Long-time Jackson attorney James McIntyre has been disbarred. He's probably best known for representing Edgar Ray Killen in his 2005 trial.
"I don't know what I'm going to do," said McIntyre.
You can't blame James McIntyre for being a little out of sorts. After over four decades of working in the only job he ever wanted, he's now out of work.
"It's hard to go out this way," he said.
This opinion and ruling from a three-person tribunal convened by the Mississippi Bar finds McIntyre guilty of commingling his personal and business funds with those of his clients, saying:
"Mr. McIntyre's client and/or third party funds were not safe from being appropriated by Mr.
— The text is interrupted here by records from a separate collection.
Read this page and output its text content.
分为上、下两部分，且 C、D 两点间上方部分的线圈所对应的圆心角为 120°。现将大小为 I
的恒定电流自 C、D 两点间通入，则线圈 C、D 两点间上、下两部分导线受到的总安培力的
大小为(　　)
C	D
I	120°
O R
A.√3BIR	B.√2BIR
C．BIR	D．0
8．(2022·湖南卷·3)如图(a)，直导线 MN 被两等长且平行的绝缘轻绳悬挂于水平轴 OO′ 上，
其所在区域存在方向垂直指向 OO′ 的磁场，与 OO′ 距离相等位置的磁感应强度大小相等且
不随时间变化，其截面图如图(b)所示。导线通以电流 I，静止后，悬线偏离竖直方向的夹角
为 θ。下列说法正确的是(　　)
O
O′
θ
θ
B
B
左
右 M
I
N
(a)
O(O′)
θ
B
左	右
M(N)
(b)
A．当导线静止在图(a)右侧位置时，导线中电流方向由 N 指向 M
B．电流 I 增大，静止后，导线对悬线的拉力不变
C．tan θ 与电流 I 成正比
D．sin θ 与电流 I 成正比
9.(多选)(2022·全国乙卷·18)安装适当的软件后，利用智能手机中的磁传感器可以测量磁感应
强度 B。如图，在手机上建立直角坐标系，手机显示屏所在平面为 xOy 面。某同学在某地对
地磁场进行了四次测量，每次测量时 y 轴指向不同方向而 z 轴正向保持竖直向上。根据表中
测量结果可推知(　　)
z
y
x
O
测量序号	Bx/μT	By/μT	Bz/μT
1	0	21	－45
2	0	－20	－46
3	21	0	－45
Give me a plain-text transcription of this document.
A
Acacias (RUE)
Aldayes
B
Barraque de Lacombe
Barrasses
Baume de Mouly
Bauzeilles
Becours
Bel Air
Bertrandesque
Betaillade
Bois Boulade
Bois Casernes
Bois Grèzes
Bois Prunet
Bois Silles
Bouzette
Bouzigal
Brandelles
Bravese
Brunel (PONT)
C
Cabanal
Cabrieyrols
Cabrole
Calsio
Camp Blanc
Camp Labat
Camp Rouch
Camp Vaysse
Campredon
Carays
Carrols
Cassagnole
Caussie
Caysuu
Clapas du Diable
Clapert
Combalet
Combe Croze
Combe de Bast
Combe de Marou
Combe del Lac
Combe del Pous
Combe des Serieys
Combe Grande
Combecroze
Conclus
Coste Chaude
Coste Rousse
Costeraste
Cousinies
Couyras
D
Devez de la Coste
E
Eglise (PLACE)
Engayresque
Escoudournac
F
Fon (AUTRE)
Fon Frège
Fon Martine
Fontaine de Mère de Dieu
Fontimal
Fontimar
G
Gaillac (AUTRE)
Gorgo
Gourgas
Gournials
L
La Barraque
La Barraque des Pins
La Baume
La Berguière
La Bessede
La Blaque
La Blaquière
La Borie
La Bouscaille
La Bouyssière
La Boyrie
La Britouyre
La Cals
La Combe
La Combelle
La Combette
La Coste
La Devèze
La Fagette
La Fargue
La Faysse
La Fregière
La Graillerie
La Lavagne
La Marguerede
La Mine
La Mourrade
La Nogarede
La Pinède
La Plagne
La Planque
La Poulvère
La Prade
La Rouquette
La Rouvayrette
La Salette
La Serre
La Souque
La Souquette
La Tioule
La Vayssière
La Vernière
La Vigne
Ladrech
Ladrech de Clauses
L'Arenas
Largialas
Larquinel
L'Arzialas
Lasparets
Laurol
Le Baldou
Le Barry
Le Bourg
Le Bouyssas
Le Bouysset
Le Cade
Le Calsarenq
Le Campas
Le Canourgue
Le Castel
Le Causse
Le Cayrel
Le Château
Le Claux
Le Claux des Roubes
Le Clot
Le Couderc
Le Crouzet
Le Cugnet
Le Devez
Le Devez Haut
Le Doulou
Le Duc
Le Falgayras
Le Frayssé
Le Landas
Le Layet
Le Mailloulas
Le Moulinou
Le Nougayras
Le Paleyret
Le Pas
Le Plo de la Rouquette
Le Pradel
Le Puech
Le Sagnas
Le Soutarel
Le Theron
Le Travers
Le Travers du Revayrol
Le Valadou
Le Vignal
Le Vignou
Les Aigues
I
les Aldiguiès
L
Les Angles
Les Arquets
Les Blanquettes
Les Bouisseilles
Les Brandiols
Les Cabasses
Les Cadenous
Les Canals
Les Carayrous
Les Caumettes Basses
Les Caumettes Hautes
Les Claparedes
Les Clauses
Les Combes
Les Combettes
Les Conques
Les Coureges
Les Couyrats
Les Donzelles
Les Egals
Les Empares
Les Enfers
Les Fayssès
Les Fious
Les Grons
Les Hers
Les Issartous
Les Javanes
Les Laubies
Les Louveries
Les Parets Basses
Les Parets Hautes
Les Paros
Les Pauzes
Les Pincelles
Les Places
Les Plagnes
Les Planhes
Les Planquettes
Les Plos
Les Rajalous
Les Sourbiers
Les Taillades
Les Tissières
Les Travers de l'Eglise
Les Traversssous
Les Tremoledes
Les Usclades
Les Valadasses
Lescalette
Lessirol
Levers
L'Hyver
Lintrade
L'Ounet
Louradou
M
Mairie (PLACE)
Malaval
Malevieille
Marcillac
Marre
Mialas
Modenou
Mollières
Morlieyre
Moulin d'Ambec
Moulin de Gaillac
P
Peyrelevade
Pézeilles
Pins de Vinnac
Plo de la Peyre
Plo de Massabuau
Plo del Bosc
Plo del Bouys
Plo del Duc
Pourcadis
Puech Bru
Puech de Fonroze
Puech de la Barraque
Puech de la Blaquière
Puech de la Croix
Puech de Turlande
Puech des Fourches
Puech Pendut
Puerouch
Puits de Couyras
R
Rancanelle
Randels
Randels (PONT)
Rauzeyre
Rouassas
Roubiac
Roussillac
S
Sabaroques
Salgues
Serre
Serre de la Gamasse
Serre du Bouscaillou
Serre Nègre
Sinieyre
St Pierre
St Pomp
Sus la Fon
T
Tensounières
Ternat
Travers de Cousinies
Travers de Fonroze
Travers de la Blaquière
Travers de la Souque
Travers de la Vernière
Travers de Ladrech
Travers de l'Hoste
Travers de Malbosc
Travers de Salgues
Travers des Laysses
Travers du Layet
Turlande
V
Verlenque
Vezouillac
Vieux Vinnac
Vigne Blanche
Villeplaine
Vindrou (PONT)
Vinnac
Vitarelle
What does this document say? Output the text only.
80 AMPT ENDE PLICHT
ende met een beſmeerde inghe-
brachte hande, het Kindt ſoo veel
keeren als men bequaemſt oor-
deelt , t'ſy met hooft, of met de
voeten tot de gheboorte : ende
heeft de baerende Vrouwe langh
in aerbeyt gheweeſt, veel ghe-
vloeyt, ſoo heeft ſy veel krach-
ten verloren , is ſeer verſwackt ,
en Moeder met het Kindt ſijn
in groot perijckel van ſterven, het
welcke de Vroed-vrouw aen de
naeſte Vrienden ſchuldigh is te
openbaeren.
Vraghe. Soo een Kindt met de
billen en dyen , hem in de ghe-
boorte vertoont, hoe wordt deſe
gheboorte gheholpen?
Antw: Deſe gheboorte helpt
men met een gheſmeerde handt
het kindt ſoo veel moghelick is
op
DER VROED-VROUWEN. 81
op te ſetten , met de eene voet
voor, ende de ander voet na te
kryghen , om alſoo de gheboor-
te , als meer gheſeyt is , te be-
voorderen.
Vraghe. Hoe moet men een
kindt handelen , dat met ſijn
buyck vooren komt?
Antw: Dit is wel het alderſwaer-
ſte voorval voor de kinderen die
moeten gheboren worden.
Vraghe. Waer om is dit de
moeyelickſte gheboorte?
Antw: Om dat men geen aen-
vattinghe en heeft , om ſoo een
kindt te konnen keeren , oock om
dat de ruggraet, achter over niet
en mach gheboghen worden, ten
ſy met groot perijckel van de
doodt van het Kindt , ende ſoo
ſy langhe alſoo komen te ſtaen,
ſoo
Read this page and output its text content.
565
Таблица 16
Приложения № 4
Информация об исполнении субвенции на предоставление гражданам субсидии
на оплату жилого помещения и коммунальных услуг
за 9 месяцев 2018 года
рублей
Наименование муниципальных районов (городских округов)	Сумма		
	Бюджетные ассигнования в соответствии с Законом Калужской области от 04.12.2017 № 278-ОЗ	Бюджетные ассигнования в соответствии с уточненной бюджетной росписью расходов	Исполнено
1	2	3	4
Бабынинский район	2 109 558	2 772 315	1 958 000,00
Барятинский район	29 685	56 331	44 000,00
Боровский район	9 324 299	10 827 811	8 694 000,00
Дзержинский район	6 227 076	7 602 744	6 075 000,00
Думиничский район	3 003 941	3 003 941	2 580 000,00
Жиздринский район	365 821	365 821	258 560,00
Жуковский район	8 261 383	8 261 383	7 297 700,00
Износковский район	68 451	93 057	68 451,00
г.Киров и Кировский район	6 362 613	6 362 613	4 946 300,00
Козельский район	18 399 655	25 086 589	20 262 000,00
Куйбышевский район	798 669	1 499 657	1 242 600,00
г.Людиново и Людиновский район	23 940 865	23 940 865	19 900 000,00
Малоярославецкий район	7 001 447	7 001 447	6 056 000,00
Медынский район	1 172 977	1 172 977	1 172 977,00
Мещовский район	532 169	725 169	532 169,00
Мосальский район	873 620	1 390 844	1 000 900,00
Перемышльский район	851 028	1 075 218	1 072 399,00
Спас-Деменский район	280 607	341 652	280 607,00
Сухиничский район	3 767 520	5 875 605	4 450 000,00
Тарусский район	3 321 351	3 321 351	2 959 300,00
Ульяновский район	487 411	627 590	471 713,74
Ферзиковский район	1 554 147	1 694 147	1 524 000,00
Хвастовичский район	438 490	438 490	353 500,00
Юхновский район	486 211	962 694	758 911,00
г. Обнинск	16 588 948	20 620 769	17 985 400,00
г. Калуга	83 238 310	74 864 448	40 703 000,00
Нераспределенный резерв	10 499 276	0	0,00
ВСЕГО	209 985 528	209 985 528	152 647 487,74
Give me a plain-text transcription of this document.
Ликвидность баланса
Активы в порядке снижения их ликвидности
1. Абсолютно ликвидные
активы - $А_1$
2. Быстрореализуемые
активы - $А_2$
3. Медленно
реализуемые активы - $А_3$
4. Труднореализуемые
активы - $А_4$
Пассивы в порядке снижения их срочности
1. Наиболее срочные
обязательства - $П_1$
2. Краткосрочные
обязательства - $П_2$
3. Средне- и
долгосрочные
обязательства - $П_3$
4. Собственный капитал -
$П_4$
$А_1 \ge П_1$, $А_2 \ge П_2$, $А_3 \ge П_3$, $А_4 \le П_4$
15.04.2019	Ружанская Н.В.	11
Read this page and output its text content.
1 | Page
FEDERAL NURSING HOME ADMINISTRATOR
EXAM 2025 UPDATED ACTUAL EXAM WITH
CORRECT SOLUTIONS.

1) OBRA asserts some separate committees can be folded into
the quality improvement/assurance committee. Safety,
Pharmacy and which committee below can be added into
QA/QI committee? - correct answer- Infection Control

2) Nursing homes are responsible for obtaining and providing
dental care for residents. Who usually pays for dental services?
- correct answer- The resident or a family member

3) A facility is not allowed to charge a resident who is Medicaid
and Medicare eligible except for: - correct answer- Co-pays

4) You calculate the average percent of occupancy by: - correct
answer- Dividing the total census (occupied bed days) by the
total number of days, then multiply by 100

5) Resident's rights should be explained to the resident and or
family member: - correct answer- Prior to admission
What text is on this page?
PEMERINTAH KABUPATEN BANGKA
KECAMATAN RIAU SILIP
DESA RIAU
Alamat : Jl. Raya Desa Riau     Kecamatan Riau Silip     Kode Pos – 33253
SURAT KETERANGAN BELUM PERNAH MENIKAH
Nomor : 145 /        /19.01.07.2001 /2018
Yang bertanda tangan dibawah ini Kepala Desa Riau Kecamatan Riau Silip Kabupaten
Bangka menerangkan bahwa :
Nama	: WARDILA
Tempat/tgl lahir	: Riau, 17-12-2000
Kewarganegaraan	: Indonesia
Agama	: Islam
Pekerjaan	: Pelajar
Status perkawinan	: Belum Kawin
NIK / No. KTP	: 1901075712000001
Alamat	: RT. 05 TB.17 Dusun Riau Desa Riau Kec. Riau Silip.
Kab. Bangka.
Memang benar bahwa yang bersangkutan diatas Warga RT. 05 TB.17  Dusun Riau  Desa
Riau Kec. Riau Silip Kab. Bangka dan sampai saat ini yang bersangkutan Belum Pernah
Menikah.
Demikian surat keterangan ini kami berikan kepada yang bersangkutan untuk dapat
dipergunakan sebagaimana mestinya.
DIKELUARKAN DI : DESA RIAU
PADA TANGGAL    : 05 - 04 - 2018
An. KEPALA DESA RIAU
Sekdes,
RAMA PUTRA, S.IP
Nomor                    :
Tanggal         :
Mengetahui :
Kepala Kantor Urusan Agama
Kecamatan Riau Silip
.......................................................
McIntyre and others for personal or business purposes."
The tribunal even quoted a state Supreme court ruling:
"The moment the lawyer succumbs to a temptation to appropriate for his own use any of his client's money entrusted to his safekeeping is the moment he shows his unfitness to be a practicing lawyer."
"I am extremely embarrassed.," said McIntyre. "I have a lot of sorrow about my conduct, have a lot of remorse."
This past May, McIntyre's collection of files, newspaper clippings and artifacts from the 1967 trial of Neshoba County Sheriff Lawrence Rainey, as well as the Killen trial, were donated to the Department of Archives and History to be displayed in the new civil rights museum.
"Of course, three-fourths of the people don't even remember it. They weren't even born at the time, and bringing up things that happened 40 and 50 and 60 years ago, I thought those wounds had been healed," said McIntyre.
McIntyre says no clients lost any money. In fact, he had several signed affidavits saying so. He even got a CPA to testify on his behalf. Now McIntyre has to decide whether he wants to appeal the bar's ruling.
The ruling cites previous disciplinary action by the bar against McIntyre and the fact the commingling went on for a 4-year period as reasons for his disbarment.